The company has already signed multi-billion dollar deals with pharmaceutical giants Novartis and Eli Lilly, and just raised $600 million in new funding to move its own drug candidates—starting with oncology—into human trials. The promise is a medical utopia. “This funding will further turbocharge the development of our next-generation AI drug design engine, help us advance our own programs into clinical development, and is a significant step forward towards our mission of one day solving all disease with the help of AI,” CEO Sir Demi Hassabis, who won the 2024 Nobel Laureate in Chemistry for his pioneering work on AlphaFold 2, said back in March.

But when Big Tech starts designing medicine, who owns your cure? This is where deep-seated fears about AI’s role in our lives come into focus. The biggest concern is the “black box” problem: we know the AI gives an answer, but we don’t always know how. This raises critical questions:

  • Will Alphabet own the next cancer drug like it owns your search results?
  • Will these AI-designed treatments be affordable, or will they be trapped behind sky-high patents accessible only to the wealthy?
  • Will human trial standards keep up with the sheer speed of machine-generated breakthroughs?
  • And who is liable if an AI-designed drug goes wrong? The company that owns the AI? The programmers? The AI itself?

When contacted by Gizmodo, a spokesperson for Isomorphic Labs said the company “don’t have anything more to share.”

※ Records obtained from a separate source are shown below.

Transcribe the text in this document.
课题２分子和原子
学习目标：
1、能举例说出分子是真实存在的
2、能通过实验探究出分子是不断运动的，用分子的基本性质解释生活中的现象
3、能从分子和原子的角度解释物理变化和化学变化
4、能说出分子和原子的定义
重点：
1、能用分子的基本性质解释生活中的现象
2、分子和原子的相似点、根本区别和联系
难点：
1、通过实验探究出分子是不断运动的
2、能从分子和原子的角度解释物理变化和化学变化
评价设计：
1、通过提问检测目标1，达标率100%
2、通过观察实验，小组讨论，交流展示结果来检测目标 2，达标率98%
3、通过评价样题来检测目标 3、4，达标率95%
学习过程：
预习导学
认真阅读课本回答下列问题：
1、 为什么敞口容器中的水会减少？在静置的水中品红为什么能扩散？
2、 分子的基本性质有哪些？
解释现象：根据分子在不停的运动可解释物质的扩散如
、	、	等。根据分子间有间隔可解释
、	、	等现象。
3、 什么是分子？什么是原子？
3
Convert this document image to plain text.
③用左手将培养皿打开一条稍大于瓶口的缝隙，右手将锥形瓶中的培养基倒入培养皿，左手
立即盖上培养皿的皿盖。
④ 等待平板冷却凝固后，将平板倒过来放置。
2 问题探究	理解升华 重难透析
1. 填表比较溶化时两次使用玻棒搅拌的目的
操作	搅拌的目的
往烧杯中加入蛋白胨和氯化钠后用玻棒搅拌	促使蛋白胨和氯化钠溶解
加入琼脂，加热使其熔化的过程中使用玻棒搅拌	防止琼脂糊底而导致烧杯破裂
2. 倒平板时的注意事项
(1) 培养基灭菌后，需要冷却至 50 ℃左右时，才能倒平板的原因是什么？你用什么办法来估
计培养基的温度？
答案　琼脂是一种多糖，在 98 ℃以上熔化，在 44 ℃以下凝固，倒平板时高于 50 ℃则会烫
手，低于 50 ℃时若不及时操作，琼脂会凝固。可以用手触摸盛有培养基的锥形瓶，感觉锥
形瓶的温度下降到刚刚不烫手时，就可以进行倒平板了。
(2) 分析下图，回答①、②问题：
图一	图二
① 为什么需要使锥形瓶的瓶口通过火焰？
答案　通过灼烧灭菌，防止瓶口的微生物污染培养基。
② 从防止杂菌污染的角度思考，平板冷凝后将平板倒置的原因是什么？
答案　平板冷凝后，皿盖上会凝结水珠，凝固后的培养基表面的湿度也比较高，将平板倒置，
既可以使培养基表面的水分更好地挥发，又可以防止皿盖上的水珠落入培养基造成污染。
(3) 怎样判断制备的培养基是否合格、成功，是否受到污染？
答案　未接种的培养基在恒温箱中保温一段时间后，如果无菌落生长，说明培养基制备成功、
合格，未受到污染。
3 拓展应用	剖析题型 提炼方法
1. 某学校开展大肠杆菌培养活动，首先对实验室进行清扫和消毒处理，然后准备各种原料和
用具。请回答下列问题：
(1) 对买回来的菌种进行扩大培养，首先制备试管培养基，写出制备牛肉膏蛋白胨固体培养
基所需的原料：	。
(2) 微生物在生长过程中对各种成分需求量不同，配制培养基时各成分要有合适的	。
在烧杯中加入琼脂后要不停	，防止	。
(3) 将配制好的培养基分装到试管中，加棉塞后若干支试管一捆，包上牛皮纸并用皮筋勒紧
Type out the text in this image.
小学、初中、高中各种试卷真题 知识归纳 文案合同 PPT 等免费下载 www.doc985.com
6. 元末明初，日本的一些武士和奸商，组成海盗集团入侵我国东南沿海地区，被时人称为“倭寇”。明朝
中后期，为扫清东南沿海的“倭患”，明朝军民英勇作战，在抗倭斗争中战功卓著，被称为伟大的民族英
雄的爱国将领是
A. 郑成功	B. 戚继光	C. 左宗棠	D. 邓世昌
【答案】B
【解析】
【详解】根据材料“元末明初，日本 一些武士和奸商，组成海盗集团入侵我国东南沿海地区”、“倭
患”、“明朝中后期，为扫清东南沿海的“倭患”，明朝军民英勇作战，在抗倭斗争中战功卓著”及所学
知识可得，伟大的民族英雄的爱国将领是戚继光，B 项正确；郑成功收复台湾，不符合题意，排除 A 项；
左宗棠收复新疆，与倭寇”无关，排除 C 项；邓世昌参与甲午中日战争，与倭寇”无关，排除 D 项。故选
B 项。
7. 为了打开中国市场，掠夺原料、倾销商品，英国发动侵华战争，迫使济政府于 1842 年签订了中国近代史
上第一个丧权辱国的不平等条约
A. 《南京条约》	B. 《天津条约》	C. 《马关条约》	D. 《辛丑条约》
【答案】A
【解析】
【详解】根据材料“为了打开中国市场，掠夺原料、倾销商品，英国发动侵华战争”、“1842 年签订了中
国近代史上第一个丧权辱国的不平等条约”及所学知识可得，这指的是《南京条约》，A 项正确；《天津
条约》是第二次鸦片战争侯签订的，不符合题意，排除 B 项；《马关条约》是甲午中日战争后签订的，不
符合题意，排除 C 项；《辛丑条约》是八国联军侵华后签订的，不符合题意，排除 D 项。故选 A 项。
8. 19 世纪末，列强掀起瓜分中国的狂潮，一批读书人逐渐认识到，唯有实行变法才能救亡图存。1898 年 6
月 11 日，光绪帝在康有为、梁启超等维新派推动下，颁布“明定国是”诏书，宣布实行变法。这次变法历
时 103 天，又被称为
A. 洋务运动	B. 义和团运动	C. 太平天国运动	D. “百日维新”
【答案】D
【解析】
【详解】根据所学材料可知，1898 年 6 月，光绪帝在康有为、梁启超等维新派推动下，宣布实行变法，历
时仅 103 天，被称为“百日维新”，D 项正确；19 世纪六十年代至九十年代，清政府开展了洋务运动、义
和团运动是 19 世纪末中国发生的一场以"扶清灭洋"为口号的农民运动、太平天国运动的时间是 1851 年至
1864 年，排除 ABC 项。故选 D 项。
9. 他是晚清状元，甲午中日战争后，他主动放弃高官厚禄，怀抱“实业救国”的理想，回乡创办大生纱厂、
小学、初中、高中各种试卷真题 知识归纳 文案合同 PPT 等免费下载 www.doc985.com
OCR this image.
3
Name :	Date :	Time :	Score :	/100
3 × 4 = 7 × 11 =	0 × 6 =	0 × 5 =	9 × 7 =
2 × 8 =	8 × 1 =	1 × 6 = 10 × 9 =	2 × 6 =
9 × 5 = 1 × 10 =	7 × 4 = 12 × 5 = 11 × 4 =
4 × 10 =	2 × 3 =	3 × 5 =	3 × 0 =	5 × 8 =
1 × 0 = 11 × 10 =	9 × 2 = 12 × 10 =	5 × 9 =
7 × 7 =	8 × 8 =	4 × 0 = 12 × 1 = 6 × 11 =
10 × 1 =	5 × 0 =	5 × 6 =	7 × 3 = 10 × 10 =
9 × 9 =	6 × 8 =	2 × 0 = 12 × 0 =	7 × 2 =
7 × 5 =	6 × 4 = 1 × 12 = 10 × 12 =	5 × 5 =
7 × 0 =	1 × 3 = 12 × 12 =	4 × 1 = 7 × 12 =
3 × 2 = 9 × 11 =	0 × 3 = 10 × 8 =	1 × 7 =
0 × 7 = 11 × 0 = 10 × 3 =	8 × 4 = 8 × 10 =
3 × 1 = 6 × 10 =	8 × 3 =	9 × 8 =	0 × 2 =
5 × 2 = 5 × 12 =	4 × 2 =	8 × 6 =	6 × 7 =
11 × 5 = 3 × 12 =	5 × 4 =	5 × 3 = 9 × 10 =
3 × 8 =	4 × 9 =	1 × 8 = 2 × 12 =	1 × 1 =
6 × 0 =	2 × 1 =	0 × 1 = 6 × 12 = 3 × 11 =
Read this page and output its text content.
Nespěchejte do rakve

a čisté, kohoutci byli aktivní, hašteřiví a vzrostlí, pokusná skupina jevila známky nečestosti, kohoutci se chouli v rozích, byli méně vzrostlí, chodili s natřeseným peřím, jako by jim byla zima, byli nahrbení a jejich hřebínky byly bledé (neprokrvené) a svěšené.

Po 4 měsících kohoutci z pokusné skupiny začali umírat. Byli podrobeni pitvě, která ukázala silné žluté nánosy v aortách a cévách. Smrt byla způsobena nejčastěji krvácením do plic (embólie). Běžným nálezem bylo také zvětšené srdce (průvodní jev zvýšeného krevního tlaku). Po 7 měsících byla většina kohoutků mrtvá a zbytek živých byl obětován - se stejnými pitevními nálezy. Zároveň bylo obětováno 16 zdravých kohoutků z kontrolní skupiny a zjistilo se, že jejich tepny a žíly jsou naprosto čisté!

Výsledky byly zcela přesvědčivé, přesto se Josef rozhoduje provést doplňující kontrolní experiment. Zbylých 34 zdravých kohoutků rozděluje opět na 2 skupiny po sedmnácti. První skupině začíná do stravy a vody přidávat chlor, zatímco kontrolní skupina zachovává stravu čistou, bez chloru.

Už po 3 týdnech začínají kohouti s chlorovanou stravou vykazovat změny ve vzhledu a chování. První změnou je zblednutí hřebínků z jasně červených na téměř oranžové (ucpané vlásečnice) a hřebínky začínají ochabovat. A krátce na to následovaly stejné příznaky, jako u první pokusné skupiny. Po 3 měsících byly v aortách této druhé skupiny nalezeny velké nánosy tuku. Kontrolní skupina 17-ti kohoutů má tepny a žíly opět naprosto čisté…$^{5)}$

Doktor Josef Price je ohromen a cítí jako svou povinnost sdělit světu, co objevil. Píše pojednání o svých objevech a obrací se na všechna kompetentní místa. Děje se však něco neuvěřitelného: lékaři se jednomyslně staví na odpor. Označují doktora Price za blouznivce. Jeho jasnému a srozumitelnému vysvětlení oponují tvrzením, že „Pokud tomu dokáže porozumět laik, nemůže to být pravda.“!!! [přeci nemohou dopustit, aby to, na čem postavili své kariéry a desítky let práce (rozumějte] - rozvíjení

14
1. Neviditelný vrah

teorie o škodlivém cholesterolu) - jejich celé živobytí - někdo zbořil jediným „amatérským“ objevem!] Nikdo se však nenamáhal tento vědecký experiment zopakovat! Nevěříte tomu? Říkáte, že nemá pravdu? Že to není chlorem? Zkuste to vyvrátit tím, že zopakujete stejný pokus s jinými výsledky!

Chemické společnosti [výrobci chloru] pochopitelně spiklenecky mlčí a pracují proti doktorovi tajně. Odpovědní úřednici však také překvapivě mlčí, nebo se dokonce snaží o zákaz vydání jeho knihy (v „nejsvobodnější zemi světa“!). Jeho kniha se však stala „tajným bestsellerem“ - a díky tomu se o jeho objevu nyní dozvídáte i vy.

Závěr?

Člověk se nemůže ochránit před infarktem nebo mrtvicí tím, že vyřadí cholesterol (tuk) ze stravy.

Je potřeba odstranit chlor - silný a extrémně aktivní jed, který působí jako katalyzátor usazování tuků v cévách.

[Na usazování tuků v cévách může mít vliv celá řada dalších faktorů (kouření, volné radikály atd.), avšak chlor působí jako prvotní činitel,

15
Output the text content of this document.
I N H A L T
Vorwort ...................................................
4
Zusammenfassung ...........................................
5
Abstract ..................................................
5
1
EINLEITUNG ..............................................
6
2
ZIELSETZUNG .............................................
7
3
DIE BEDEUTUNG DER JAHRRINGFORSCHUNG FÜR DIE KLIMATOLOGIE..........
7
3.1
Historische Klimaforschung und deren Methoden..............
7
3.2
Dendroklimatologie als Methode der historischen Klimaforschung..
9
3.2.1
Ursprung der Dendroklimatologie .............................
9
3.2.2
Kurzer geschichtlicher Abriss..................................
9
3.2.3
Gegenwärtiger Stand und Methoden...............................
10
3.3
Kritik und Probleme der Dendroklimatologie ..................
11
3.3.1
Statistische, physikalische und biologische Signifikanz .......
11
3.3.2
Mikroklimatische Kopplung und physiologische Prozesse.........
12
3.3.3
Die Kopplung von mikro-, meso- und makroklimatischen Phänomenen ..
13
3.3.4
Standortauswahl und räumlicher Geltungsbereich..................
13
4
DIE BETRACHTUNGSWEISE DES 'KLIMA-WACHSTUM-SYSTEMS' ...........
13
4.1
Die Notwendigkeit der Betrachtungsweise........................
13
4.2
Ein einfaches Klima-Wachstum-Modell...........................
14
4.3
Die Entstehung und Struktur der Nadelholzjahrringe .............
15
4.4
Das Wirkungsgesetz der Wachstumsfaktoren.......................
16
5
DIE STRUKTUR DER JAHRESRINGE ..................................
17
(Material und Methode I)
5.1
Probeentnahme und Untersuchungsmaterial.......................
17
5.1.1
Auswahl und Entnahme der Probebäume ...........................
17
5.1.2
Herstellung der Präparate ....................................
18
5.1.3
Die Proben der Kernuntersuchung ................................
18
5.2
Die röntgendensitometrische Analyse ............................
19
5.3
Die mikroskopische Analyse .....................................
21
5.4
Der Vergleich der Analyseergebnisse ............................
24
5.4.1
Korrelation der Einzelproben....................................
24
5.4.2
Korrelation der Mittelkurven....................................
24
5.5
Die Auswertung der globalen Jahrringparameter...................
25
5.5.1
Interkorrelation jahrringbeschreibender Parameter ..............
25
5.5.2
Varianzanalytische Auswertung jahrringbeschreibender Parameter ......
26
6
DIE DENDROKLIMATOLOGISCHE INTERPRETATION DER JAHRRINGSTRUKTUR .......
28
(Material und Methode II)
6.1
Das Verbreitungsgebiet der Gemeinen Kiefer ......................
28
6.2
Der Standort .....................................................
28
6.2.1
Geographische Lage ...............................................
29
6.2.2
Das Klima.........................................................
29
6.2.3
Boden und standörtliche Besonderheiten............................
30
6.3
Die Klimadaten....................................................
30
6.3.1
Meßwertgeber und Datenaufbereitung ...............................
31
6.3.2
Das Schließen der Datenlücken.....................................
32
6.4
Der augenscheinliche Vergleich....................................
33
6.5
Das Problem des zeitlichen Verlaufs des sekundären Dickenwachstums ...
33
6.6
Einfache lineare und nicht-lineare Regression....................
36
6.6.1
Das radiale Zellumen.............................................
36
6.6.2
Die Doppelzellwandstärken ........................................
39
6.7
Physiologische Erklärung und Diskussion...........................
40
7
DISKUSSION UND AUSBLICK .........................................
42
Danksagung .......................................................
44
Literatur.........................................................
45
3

AI could revolutionize medicine. But if left unchecked, it could also replicate the worst parts of the tech industry: opacity, monopoly, and profit over access. Isomorphic Labs is pushing humanity toward a monumental turning point. If they succeed, they could alleviate more suffering than any other invention in history.

But to do so, they first have to convince a skeptical public that the promise is worth the unprecedented risk.